Yet, despite the importance of the subject and shelves full of books and scholarly writings on the topic, only this study by Helga Zepp-LaRouche and a Schiller Institute research team actually approximates a thorough analysis of Hitler and the NAZI movement—its origins and mystical philosophy, its fascist economic policies, its “race science,” its backers and promoters, its drug- and gun-running, its terrorism and assassinations.
Most importantly, this book tracks the NAZI apparatus' transformation into today's “Green” anti-human movement and “religious” terrorism. At the end of the war, intelligence services engaged in a mad scramble to preserve and take over the NAZI old boys networks.
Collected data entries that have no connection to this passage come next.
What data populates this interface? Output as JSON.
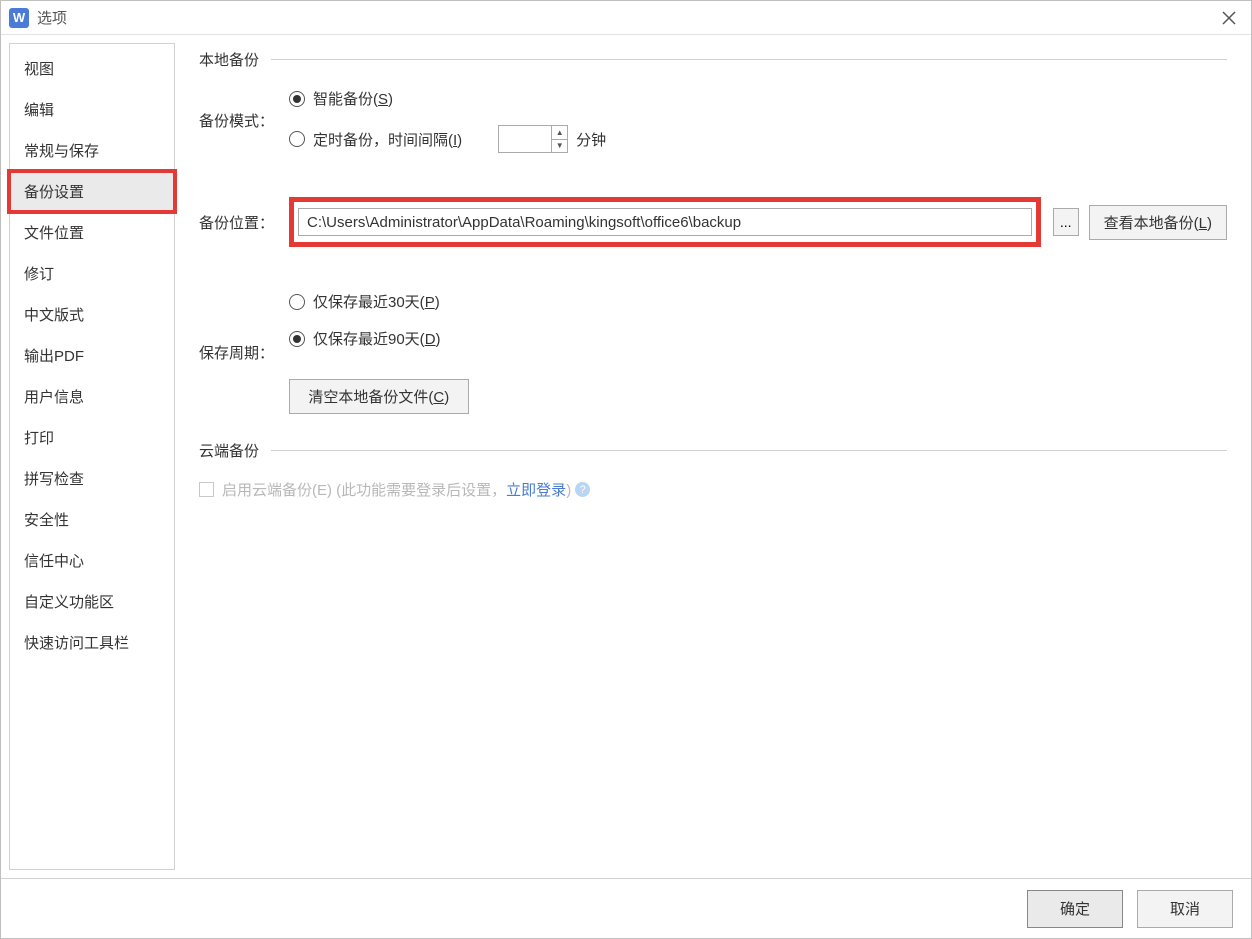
{
  "window": {
    "title": "选项"
  },
  "sidebar": {
    "items": [
      "视图",
      "编辑",
      "常规与保存",
      "备份设置",
      "文件位置",
      "修订",
      "中文版式",
      "输出PDF",
      "用户信息",
      "打印",
      "拼写检查",
      "安全性",
      "信任中心",
      "自定义功能区",
      "快速访问工具栏"
    ],
    "selected_index": 3
  },
  "local_backup": {
    "title": "本地备份",
    "mode_label": "备份模式：",
    "smart_option": "智能备份(S)",
    "timed_option_prefix": "定时备份，时间间隔(I)",
    "timed_option_suffix": "分钟",
    "interval_value": "",
    "location_label": "备份位置：",
    "path": "C:\\Users\\Administrator\\AppData\\Roaming\\kingsoft\\office6\\backup",
    "browse_btn": "...",
    "view_btn": "查看本地备份(L)",
    "retention_label": "保存周期：",
    "retention_30": "仅保存最近30天(P)",
    "retention_90": "仅保存最近90天(D)",
    "clear_btn": "清空本地备份文件(C)"
  },
  "cloud_backup": {
    "title": "云端备份",
    "enable_label": "启用云端备份(E)",
    "hint_prefix": "(此功能需要登录后设置，",
    "login_link": "立即登录",
    "hint_suffix": ")"
  },
  "footer": {
    "ok": "确定",
    "cancel": "取消"
  }
}
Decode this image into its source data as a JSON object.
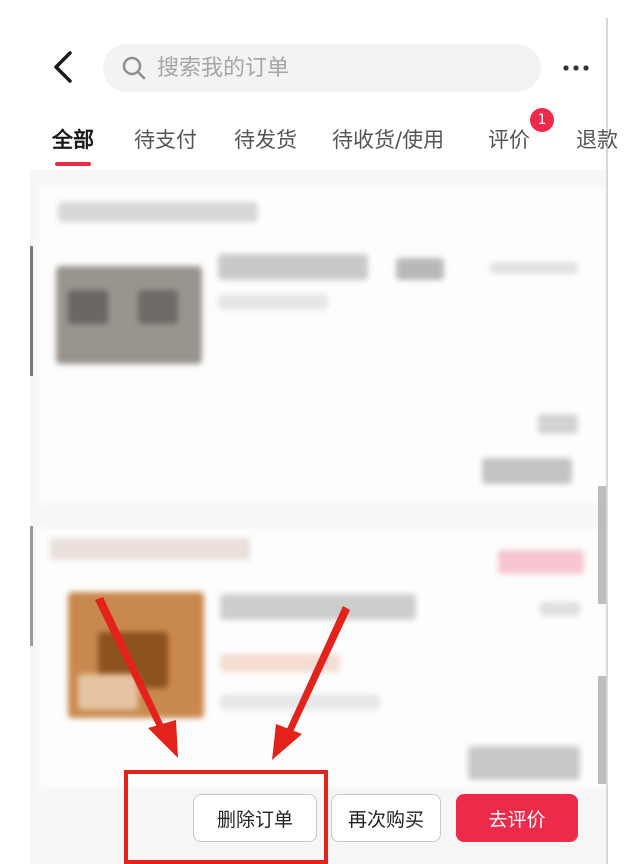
{
  "header": {
    "back_icon": "chevron-left-icon",
    "search_placeholder": "搜索我的订单",
    "search_icon": "search-icon",
    "more_icon": "more-horizontal-icon"
  },
  "tabs": [
    {
      "label": "全部",
      "active": true
    },
    {
      "label": "待支付"
    },
    {
      "label": "待发货"
    },
    {
      "label": "待收货/使用"
    },
    {
      "label": "评价",
      "badge": "1"
    },
    {
      "label": "退款"
    }
  ],
  "order_actions": {
    "delete_label": "删除订单",
    "rebuy_label": "再次购买",
    "review_label": "去评价"
  },
  "colors": {
    "accent": "#ee2a4a",
    "annotation": "#e3231b"
  }
}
Don't be so sure that the old swastika is gone for good. Trappings and tactics have changed somewhat, but the threat of global destruction is still hanging over us. Read this book and ensure that mankind can overcome the continuing menace and create a future of progress for all.
Helga Zepp-LaRouche was born in 1948 in Trier, the oldest city in Germany, and was educated in Hanover and Hamburg. In 1971, she became the first Western journalist to go to China after the Cultural Revolution. She went on to study philosophy, history, and political science in West Berlin, Frankfurt, and Mainz. Her major theoretical research and writings cover Avicenna, Nicolaus of Cusa, and the German classics, as well as 20th-century history.
She intervened in 1974 in the U.N. World Population Conference in Bucharest to oppose the participants’ plans for mass depopulation of the underdeveloped sector, and has since been active in the formulation of development programs. Extensive travels have taken her to Southeast Asia, Mexico, Africa, and India. In 1977 she married Lyndon H. LaRouche.
In 1984 she founded the Schiller Institute, a foreign-policy think tank based on republican principles. After the break up of the Soviet Union, Helga and the Schiller Institute put forward the concept of the Eurasian Landbridge, and somewhat later the concept of the World Landbridge to link all of mankind in a world network of development corridors. The essence of that proposal has now become the policy of the governments of China, Russia, India and many others.
In China, she is known as the Silk Road Lady.